This is what the TTC will look like in 2021
Stuck in the middle of a subway delay on a jam-packed train, you'd be forgiven for thinking that the TTC is paralyzed. The system just doesn't seem to be expanding in lockstep with the population of Toronto. While there's certainly some truth to this as we struggle for ways to generate the kind of revenue needed for a relief line, it might be worth taking a deep breath and to consider just how much the TTC is set to change over the next five years.
The Spadina Extension is now only one year away from opening. If you keep tabs on these sorts of things (and you probably do if you're a York student suffering on the 196 bus each day), you'll know that the tunnelling has long been completed on this project and the stations themselves are starting to take shape. Downsview Park, for instance, is very far along the construction process and almost looks like it could open today.
Meanwhile, further north on the line, the sleek exterior of York University Station has already left its mark on the campus. There's still lots of work to be done here, but it's easy to get a sense of just how nice this particular station is going to be. So many TTC stations are utilitarian in design, while this one has an obvious flare that will fit in well with the architectural rennaissance happening on campus.
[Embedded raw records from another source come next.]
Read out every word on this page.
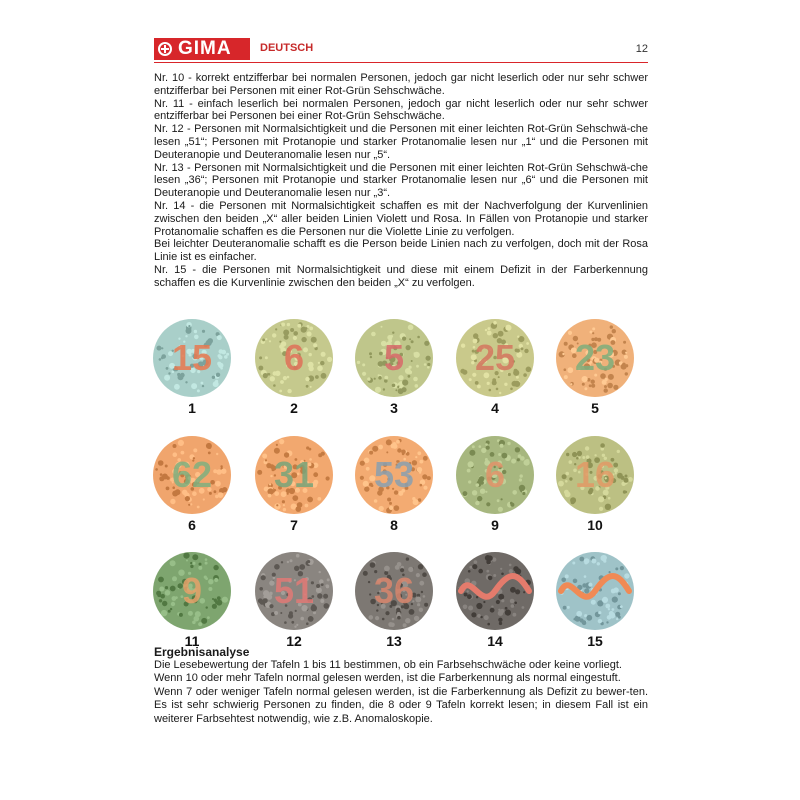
GIMA	DEUTSCH	12

Nr. 10 - korrekt entzifferbar bei normalen Personen, jedoch gar nicht leserlich oder nur sehr schwer entzifferbar bei Personen mit einer Rot-Grün Sehschwäche.

Nr. 11 - einfach leserlich bei normalen Personen, jedoch gar nicht leserlich oder nur sehr schwer entzifferbar bei Personen bei einer Rot-Grün Sehschwäche.

Nr. 12 - Personen mit Normalsichtigkeit und die Personen mit einer leichten Rot-Grün Sehschwä-che lesen „51“; Personen mit Protanopie und starker Protanomalie lesen nur „1“ und die Personen mit Deuteranopie und Deuteranomalie lesen nur „5“.

Nr. 13 - Personen mit Normalsichtigkeit und die Personen mit einer leichten Rot-Grün Sehschwä-che lesen „36“; Personen mit Protanopie und starker Protanomalie lesen nur „6“ und die Personen mit Deuteranopie und Deuteranomalie lesen nur „3“.

Nr. 14 - die Personen mit Normalsichtigkeit schaffen es mit der Nachverfolgung der Kurvenlinien zwischen den beiden „X“ aller beiden Linien Violett und Rosa. In Fällen von Protanopie und starker Protanomalie schaffen es die Personen nur die Violette Linie zu verfolgen.

Bei leichter Deuteranomalie schafft es die Person beide Linien nach zu verfolgen, doch mit der Rosa Linie ist es einfacher.

Nr. 15 - die Personen mit Normalsichtigkeit und diese mit einem Defizit in der Farberkennung schaffen es die Kurvenlinie zwischen den beiden „X“ zu verfolgen.

15
1
6
2
5
3
25
4
23
5
62
6
31
7
53
8
6
9
16
10
9
11
51
12
36
13	14	15
Ergebnisanalyse

Die Lesebewertung der Tafeln 1 bis 11 bestimmen, ob ein Farbsehschwäche oder keine vorliegt.

Wenn 10 oder mehr Tafeln normal gelesen werden, ist die Farberkennung als normal eingestuft.

Wenn 7 oder weniger Tafeln normal gelesen werden, ist die Farberkennung als Defizit zu bewer-ten. Es ist sehr schwierig Personen zu finden, die 8 oder 9 Tafeln korrekt lesen; in diesem Fall ist ein weiterer Farbsehtest notwendig, wie z.B. Anomaloskopie.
The Spadina Extension is exciting, to be sure, but it's not going to reduce congestion in the middle of the city. While the dream of a relief line is still very much just that, anyone who's driven on Eglinton Ave. over the last couple years knows that the Crosstown LRT is also coming along. This line will radically alter the TTC map, adding a crucial east/west route in midtown that runs underground through the heart of the city.
Right now the line is supposed to open in 2021, which is a year later than originally forecast. There's a long time to wait, but when you look at the future TTC map, it's hard not to get a little excited at how much more robust the system will look with these two additions. You can also see, however, how much north/south strain is put on Line 1 and how necessary a releif line is to completing the Toronto transit picutre.
The Scarborough Subway Extension isn't on the above map because it's a bit further off. 2025 has been pegged as the service date for that addition to the subway route, though that might be overly ambitious at this point.
For now, we can look forward to a new extension opening next year, and a whole new line in just under five. Knowing that much progress is being made on these additions might not get you home from work faster today, but it might help to ease the feeling of doom you get when stuck in another delay.